St Maximus the Confessor Shows Us Why We Cannot Rely Upon the Church Fathers Alone

St Maximus the Confessor Shows Us Why We Cannot Rely Upon the Church Fathers Alone November 20, 2009

I really like St Maximus; he is one of my favorite saints and one of my favorite patristic writers. There is much within his works that inspire me and my own theological development. Yet, he was a man of his time (the 7th century). And in this time, their understanding of human biology was woeful at best. Perhaps the best way to show this is to explore a quote of St Maximus on abortion:

Question 28 (III, 7): What is the meaning of the passage about the woman who is struck and ‘has an abortion,’ and ‘if the child comes out perfectly formed’ the law declares that the one who struck [her] must give ‘life for life.’ But if the child falls out unformed, [why] is it only an accident?

Literally, we understand the passage in this way: since the murder is of the body — for a soul, being immortal, is never murdered – for this reason ‘being not perfectly formed’ into the human form does not entail to danger but only mild damage.

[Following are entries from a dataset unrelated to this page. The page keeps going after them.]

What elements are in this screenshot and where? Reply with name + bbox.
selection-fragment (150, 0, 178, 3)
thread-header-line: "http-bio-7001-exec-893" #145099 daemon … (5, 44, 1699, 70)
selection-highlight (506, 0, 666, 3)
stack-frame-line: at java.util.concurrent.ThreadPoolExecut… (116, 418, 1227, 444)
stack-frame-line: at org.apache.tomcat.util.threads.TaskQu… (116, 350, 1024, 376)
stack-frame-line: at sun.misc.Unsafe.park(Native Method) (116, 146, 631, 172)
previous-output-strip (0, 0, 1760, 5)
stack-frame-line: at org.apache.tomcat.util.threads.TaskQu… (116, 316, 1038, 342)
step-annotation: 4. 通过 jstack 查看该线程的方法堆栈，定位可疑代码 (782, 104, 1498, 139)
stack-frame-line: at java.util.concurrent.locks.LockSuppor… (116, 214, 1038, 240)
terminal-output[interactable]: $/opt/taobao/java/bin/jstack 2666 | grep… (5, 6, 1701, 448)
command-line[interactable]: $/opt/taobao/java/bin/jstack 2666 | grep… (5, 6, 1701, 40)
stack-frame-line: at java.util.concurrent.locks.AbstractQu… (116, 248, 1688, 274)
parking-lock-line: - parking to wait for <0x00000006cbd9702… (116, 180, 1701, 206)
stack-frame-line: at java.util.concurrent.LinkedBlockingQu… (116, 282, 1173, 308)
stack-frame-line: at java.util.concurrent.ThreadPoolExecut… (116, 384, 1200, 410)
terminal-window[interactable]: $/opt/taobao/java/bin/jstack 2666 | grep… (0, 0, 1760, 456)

But if the human image is fully developed, it is reasonable to see such a person as committing the murder of a perfect human being [1].

We now know more about the biological processes going on during pregnancy. We know that human life exists at the time of conception, long before the embryo looks human. In the time of St Maximus, they did not have the means to investigate the process, and they assumed that life began when the fetus was in human form. If we find the ancients could be wrong on something so fundamental as when human life was formed in the womb, we can understand why their other opinions are not always to have a hold on us as well (something which those who quote patristic sources to make an argument against evolution fail to understand).

The Church Fathers are an important witness of the faith of the Church, but that witness must be understood within its proper context. They are not the final authority by which we know the dogmas of the faith — rather, they are a witness of our faith, and show us the difficulty we all face, in all times and places, to properly declare that faith in a way which is comprehensive and valid.

Footnotes

[1] St Maximus the Confessor, Questions and Doubts. Trans. Despina D. Prassas (DeKalb, IL: Northern Illinois University Press, 2010), 57.


[1] St Maximus the Confessor, Questions and Doubts. Trans. Despina D. Prassas (DeKalb, IL: Northern Illinois University Press, 2010), 57.